Henoch-Schönlein purpura (HSP) is a form of small vessel vasculitis. According to the European League Against Rheumatism/Pediatric Rheumatology International Trials Organization/Pediatric Rheumatology European Society (EULAR/PRINTO/PRES) classification criteria, the diagnoses of HSP confirmed by the presence of purpura and one of the following manifestations: abdominal pain, arthralgia, renal insufficiency, and leukocytoclastic vasculitis with predominant IgA deposits [1]. About 70–80% of adult patients with HSP develop nephritis (HSPN) manifesting as proteinuria, hematuria, or renal insufficiency [2, 3]. Although, the clinical features of HSPN are different from those of IgA nephropathy (IgAN), the histological and immunofluorescence findings of the two diseases are indistinguishable. Additionally, the glycosylated IgA1 is elevated in both IgAN and HSPN [4]. Thus, it is believed that HSPN and IgAN have common pathogenic mechanisms.

The incidences of IgAN and HSPN are higher among Asian people. In the UK, the annual incidence rates of HSP among black people were lower than those among Asian people [5]. In multinational research, IgAN and HSPN are more common in Asia and Europe, while less common in the USA and Latin America among biopsy-proven kidney diseases [6]. In China, HSPN was the second-most frequently identified disease among biopsy-proven secondary glomerular diseases [7]. Additionally, the length of hospital stay was longer among Asian people than among Caucasians [8]. Thus, HSPN is more common and severe disease among Asians in comparison to other populations.

The renal prognosis of HSPN in adults is worse than that in children [9], and approximately 10% of adults with HSPN reach end-stage kidney disease (ESKD) within 15 years [10]. Clinical findings identified as risk factors for chronic kidney disease (CKD) include old age, impairment of renal function, and massive proteinuria at the time of HSPN diagnosis [3, 9, 10]. According to the International Study of Kidney Disease in Children (ISKDC) classification, the degree of crescent formation predicts renal prognosis [11]. Although, ISKDC classification is associated with renal prognosis in children with HSPN [12], the same association was not observed in adults with HSPN [9, 13].
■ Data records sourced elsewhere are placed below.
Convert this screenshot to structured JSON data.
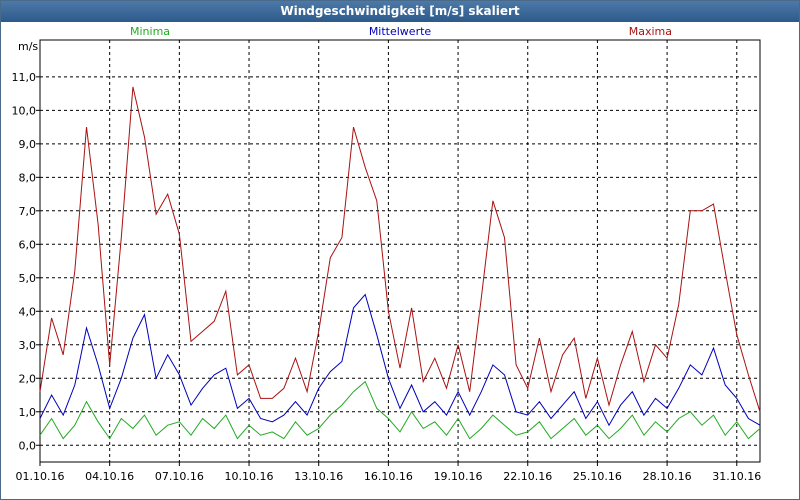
{
  "title": "Windgeschwindigkeit [m/s] skaliert",
  "chart_data": {
    "type": "line",
    "title": "Windgeschwindigkeit [m/s] skaliert",
    "ylabel": "m/s",
    "ylim": [
      -0.5,
      12.1
    ],
    "xlim": [
      0,
      31
    ],
    "yticks": [
      "0,0",
      "1,0",
      "2,0",
      "3,0",
      "4,0",
      "5,0",
      "6,0",
      "7,0",
      "8,0",
      "9,0",
      "10,0",
      "11,0"
    ],
    "xticks": [
      {
        "x": 0,
        "label": "01.10.16"
      },
      {
        "x": 3,
        "label": "04.10.16"
      },
      {
        "x": 6,
        "label": "07.10.16"
      },
      {
        "x": 9,
        "label": "10.10.16"
      },
      {
        "x": 12,
        "label": "13.10.16"
      },
      {
        "x": 15,
        "label": "16.10.16"
      },
      {
        "x": 18,
        "label": "19.10.16"
      },
      {
        "x": 21,
        "label": "22.10.16"
      },
      {
        "x": 24,
        "label": "25.10.16"
      },
      {
        "x": 27,
        "label": "28.10.16"
      },
      {
        "x": 30,
        "label": "31.10.16"
      }
    ],
    "x": [
      0,
      0.5,
      1,
      1.5,
      2,
      2.5,
      3,
      3.5,
      4,
      4.5,
      5,
      5.5,
      6,
      6.5,
      7,
      7.5,
      8,
      8.5,
      9,
      9.5,
      10,
      10.5,
      11,
      11.5,
      12,
      12.5,
      13,
      13.5,
      14,
      14.5,
      15,
      15.5,
      16,
      16.5,
      17,
      17.5,
      18,
      18.5,
      19,
      19.5,
      20,
      20.5,
      21,
      21.5,
      22,
      22.5,
      23,
      23.5,
      24,
      24.5,
      25,
      25.5,
      26,
      26.5,
      27,
      27.5,
      28,
      28.5,
      29,
      29.5,
      30,
      30.5,
      31
    ],
    "grid": true,
    "series": [
      {
        "name": "Minima",
        "color": "#22aa22",
        "values": [
          0.3,
          0.8,
          0.2,
          0.6,
          1.3,
          0.7,
          0.2,
          0.8,
          0.5,
          0.9,
          0.3,
          0.6,
          0.7,
          0.3,
          0.8,
          0.5,
          0.9,
          0.2,
          0.6,
          0.3,
          0.4,
          0.2,
          0.7,
          0.3,
          0.5,
          0.9,
          1.2,
          1.6,
          1.9,
          1.1,
          0.8,
          0.4,
          1.0,
          0.5,
          0.7,
          0.3,
          0.8,
          0.2,
          0.5,
          0.9,
          0.6,
          0.3,
          0.4,
          0.7,
          0.2,
          0.5,
          0.8,
          0.3,
          0.6,
          0.2,
          0.5,
          0.9,
          0.3,
          0.7,
          0.4,
          0.8,
          1.0,
          0.6,
          0.9,
          0.3,
          0.7,
          0.2,
          0.5
        ]
      },
      {
        "name": "Mittelwerte",
        "color": "#0000bb",
        "values": [
          0.8,
          1.5,
          0.9,
          1.8,
          3.5,
          2.4,
          1.1,
          2.0,
          3.2,
          3.9,
          2.0,
          2.7,
          2.1,
          1.2,
          1.7,
          2.1,
          2.3,
          1.1,
          1.4,
          0.8,
          0.7,
          0.9,
          1.3,
          0.9,
          1.7,
          2.2,
          2.5,
          4.1,
          4.5,
          3.3,
          2.0,
          1.1,
          1.8,
          1.0,
          1.3,
          0.9,
          1.6,
          0.9,
          1.6,
          2.4,
          2.1,
          1.0,
          0.9,
          1.3,
          0.8,
          1.2,
          1.6,
          0.8,
          1.3,
          0.6,
          1.2,
          1.6,
          0.9,
          1.4,
          1.1,
          1.7,
          2.4,
          2.1,
          2.9,
          1.8,
          1.4,
          0.8,
          0.6
        ]
      },
      {
        "name": "Maxima",
        "color": "#aa1111",
        "values": [
          1.6,
          3.8,
          2.7,
          5.2,
          9.5,
          6.6,
          2.4,
          6.2,
          10.7,
          9.2,
          6.9,
          7.5,
          6.3,
          3.1,
          3.4,
          3.7,
          4.6,
          2.1,
          2.4,
          1.4,
          1.4,
          1.7,
          2.6,
          1.6,
          3.4,
          5.6,
          6.2,
          9.5,
          8.3,
          7.3,
          4.0,
          2.3,
          4.1,
          1.9,
          2.6,
          1.7,
          3.0,
          1.6,
          4.4,
          7.3,
          6.2,
          2.4,
          1.7,
          3.2,
          1.6,
          2.7,
          3.2,
          1.4,
          2.6,
          1.2,
          2.4,
          3.4,
          1.9,
          3.0,
          2.6,
          4.2,
          7.0,
          7.0,
          7.2,
          5.2,
          3.3,
          2.1,
          1.0
        ]
      }
    ]
  }
}
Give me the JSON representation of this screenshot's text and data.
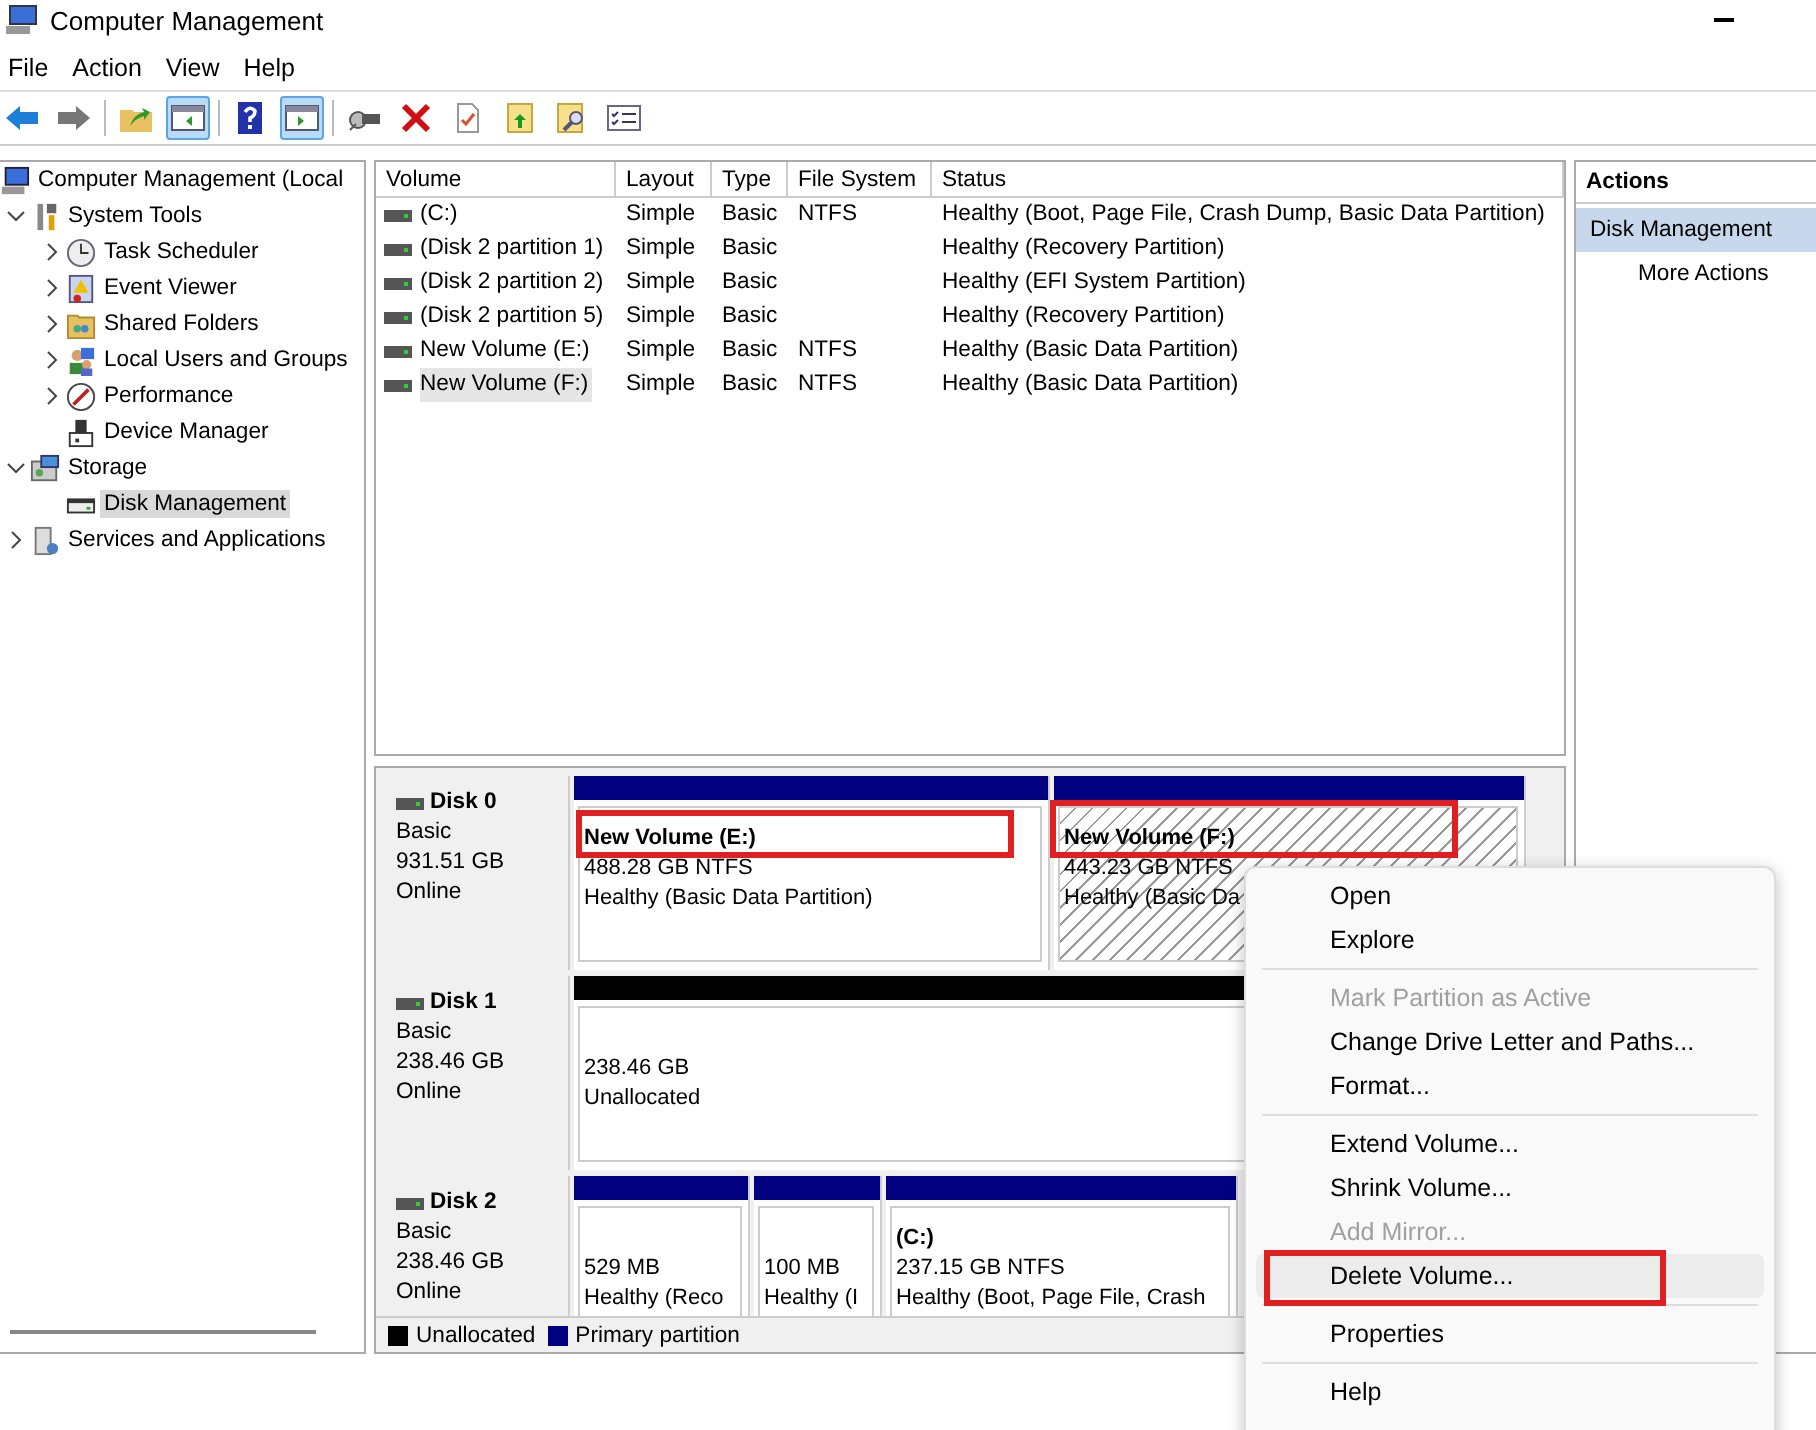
{
  "window": {
    "title": "Computer Management"
  },
  "menu": [
    "File",
    "Action",
    "View",
    "Help"
  ],
  "toolbar": [
    [
      {
        "kind": "back",
        "on": false
      },
      {
        "kind": "forward",
        "on": false
      }
    ],
    [
      {
        "kind": "up",
        "on": false
      },
      {
        "kind": "pane",
        "on": true
      }
    ],
    [
      {
        "kind": "help",
        "on": false
      },
      {
        "kind": "pane2",
        "on": true
      }
    ],
    [
      {
        "kind": "connect",
        "on": false
      },
      {
        "kind": "delete",
        "on": false
      },
      {
        "kind": "check",
        "on": false
      },
      {
        "kind": "folderup",
        "on": false
      },
      {
        "kind": "search",
        "on": false
      },
      {
        "kind": "list",
        "on": false
      }
    ]
  ],
  "tree": [
    {
      "label": "Computer Management (Local",
      "kind": "computer",
      "selected": false,
      "children": [
        {
          "label": "System Tools",
          "kind": "tools",
          "expanded": true,
          "selected": false,
          "children": [
            {
              "label": "Task Scheduler",
              "kind": "clock",
              "expanded": false,
              "selected": false
            },
            {
              "label": "Event Viewer",
              "kind": "event",
              "expanded": false,
              "selected": false
            },
            {
              "label": "Shared Folders",
              "kind": "folder",
              "expanded": false,
              "selected": false
            },
            {
              "label": "Local Users and Groups",
              "kind": "users",
              "expanded": false,
              "selected": false
            },
            {
              "label": "Performance",
              "kind": "perf",
              "expanded": false,
              "selected": false
            },
            {
              "label": "Device Manager",
              "kind": "device",
              "selected": false
            }
          ]
        },
        {
          "label": "Storage",
          "kind": "storage",
          "expanded": true,
          "selected": false,
          "children": [
            {
              "label": "Disk Management",
              "kind": "disk",
              "selected": true
            }
          ]
        },
        {
          "label": "Services and Applications",
          "kind": "services",
          "expanded": false,
          "selected": false
        }
      ]
    }
  ],
  "table": {
    "columns": [
      "Volume",
      "Layout",
      "Type",
      "File System",
      "Status"
    ],
    "rows": [
      {
        "cells": [
          " (C:)",
          "Simple",
          "Basic",
          "NTFS",
          "Healthy (Boot, Page File, Crash Dump, Basic Data Partition)"
        ],
        "selected": false
      },
      {
        "cells": [
          "(Disk 2 partition 1)",
          "Simple",
          "Basic",
          "",
          "Healthy (Recovery Partition)"
        ],
        "selected": false
      },
      {
        "cells": [
          "(Disk 2 partition 2)",
          "Simple",
          "Basic",
          "",
          "Healthy (EFI System Partition)"
        ],
        "selected": false
      },
      {
        "cells": [
          "(Disk 2 partition 5)",
          "Simple",
          "Basic",
          "",
          "Healthy (Recovery Partition)"
        ],
        "selected": false
      },
      {
        "cells": [
          "New Volume (E:)",
          "Simple",
          "Basic",
          "NTFS",
          "Healthy (Basic Data Partition)"
        ],
        "selected": false
      },
      {
        "cells": [
          "New Volume (F:)",
          "Simple",
          "Basic",
          "NTFS",
          "Healthy (Basic Data Partition)"
        ],
        "selected": true
      }
    ]
  },
  "disks": [
    {
      "name": "Disk 0",
      "type": "Basic",
      "size": "931.51 GB",
      "state": "Online",
      "partitions": [
        {
          "title": "New Volume  (E:)",
          "size": "488.28 GB NTFS",
          "status": "Healthy (Basic Data Partition)",
          "color": "#000080",
          "selected": false,
          "outlined": true
        },
        {
          "title": "New Volume  (F:)",
          "size": "443.23 GB NTFS",
          "status": "Healthy (Basic Da",
          "color": "#000080",
          "selected": true,
          "outlined": true
        }
      ]
    },
    {
      "name": "Disk 1",
      "type": "Basic",
      "size": "238.46 GB",
      "state": "Online",
      "partitions": [
        {
          "size": "238.46 GB",
          "status": "Unallocated",
          "color": "#000000",
          "selected": false,
          "outlined": false
        }
      ]
    },
    {
      "name": "Disk 2",
      "type": "Basic",
      "size": "238.46 GB",
      "state": "Online",
      "partitions": [
        {
          "size": "529 MB",
          "status": "Healthy (Reco",
          "color": "#000080",
          "selected": false,
          "outlined": false
        },
        {
          "size": "100 MB",
          "status": "Healthy (I",
          "color": "#000080",
          "selected": false,
          "outlined": false
        },
        {
          "title": "(C:)",
          "size": "237.15 GB NTFS",
          "status": "Healthy (Boot, Page File, Crash",
          "color": "#000080",
          "selected": false,
          "outlined": false
        }
      ]
    }
  ],
  "legend": [
    {
      "label": "Unallocated",
      "color": "#000000"
    },
    {
      "label": "Primary partition",
      "color": "#000080"
    }
  ],
  "actions": {
    "title": "Actions",
    "section": "Disk Management",
    "items": [
      "More Actions"
    ]
  },
  "context_menu": [
    {
      "label": "Open",
      "kind": "item",
      "disabled": false,
      "selected": false,
      "outlined": false
    },
    {
      "label": "Explore",
      "kind": "item",
      "disabled": false,
      "selected": false,
      "outlined": false
    },
    {
      "kind": "separator"
    },
    {
      "label": "Mark Partition as Active",
      "kind": "item",
      "disabled": true,
      "selected": false,
      "outlined": false
    },
    {
      "label": "Change Drive Letter and Paths...",
      "kind": "item",
      "disabled": false,
      "selected": false,
      "outlined": false
    },
    {
      "label": "Format...",
      "kind": "item",
      "disabled": false,
      "selected": false,
      "outlined": false
    },
    {
      "kind": "separator"
    },
    {
      "label": "Extend Volume...",
      "kind": "item",
      "disabled": false,
      "selected": false,
      "outlined": false
    },
    {
      "label": "Shrink Volume...",
      "kind": "item",
      "disabled": false,
      "selected": false,
      "outlined": false
    },
    {
      "label": "Add Mirror...",
      "kind": "item",
      "disabled": true,
      "selected": false,
      "outlined": false
    },
    {
      "label": "Delete Volume...",
      "kind": "item",
      "disabled": false,
      "selected": true,
      "outlined": true
    },
    {
      "kind": "separator"
    },
    {
      "label": "Properties",
      "kind": "item",
      "disabled": false,
      "selected": false,
      "outlined": false
    },
    {
      "kind": "separator"
    },
    {
      "label": "Help",
      "kind": "item",
      "disabled": false,
      "selected": false,
      "outlined": false
    }
  ]
}
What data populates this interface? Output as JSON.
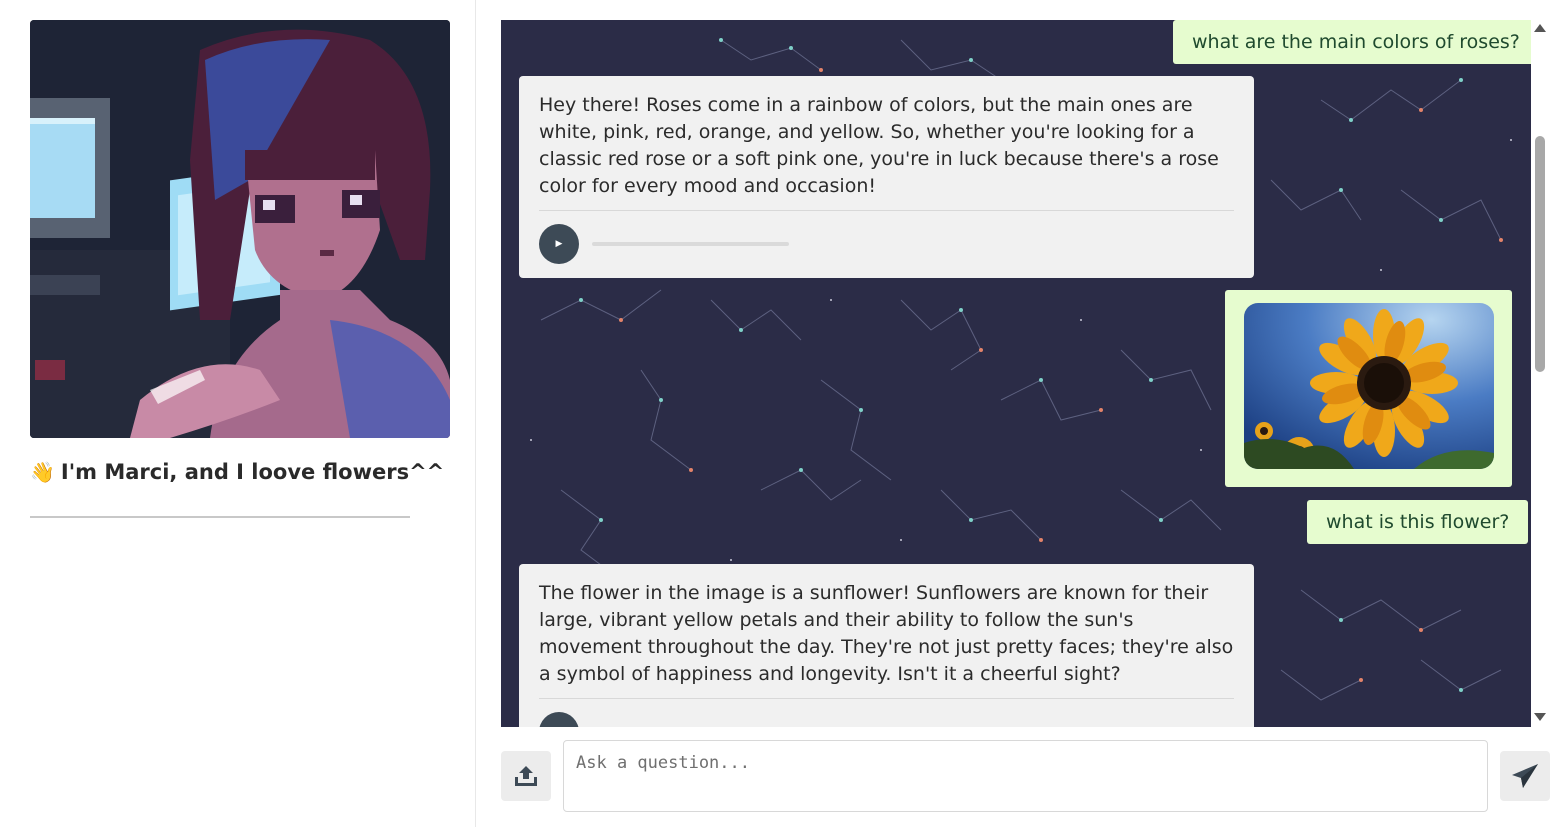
{
  "profile": {
    "avatar_icon": "pixel-art-girl-avatar",
    "greeting_emoji": "👋",
    "greeting_text": "I'm Marci, and I loove flowers^^"
  },
  "chat": {
    "background_color": "#2b2c47",
    "messages": [
      {
        "role": "user",
        "type": "text",
        "text": "what are the main colors of roses?"
      },
      {
        "role": "assistant",
        "type": "text",
        "text": "Hey there! Roses come in a rainbow of colors, but the main ones are white, pink, red, orange, and yellow. So, whether you're looking for a classic red rose or a soft pink one, you're in luck because there's a rose color for every mood and occasion!",
        "audio_icon": "play-icon"
      },
      {
        "role": "user",
        "type": "image",
        "image_icon": "sunflower-photo"
      },
      {
        "role": "user",
        "type": "text",
        "text": "what is this flower?"
      },
      {
        "role": "assistant",
        "type": "text",
        "text": "The flower in the image is a sunflower! Sunflowers are known for their large, vibrant yellow petals and their ability to follow the sun's movement throughout the day. They're not just pretty faces; they're also a symbol of happiness and longevity. Isn't it a cheerful sight?",
        "audio_icon": "play-icon"
      }
    ]
  },
  "input": {
    "placeholder": "Ask a question...",
    "value": "",
    "upload_icon": "upload-icon",
    "send_icon": "send-icon"
  },
  "colors": {
    "user_bubble": "#e6fccf",
    "assistant_bubble": "#f1f1f1",
    "button_bg": "#ececec"
  }
}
In 2009, a working group of the International IgAN Network and the Renal Pathology Society developed the Oxford classification to predict the renal prognosis in IgAN patients based on pathological findings [14, 15]. This team identified four histopathologic features associated with renal outcomes independent of clinical parameters: mesangial hypercellularity (M), endocapillary proliferation (E), segmental sclerosis/adhesion (S), and tubular atrophy/interstitial fibrosis (T). Additionally, cellular or fibrocellular crescents (C) were added to the Oxford classification in 2016 [16]. In 2013, the Japanese Histologic classification (JHC) was reported to predict the progression to ESKD in patients with IgAN in Japan [17]. Histologic grades (HGs) in the JHC are based on glomerular lesions which consist of cellular crescent, fibrocellular crescent, fibrous crescent, segmental sclerosis, and global sclerosis. HG I, HG II, HG III and HG IV correspond to < 25%, 25–49%, 50–74%, and ≥ 75% of glomeruli, respectively. JHC was validated for the prediction of renal prognosis in patients with IgAN in 2015 [18, 19].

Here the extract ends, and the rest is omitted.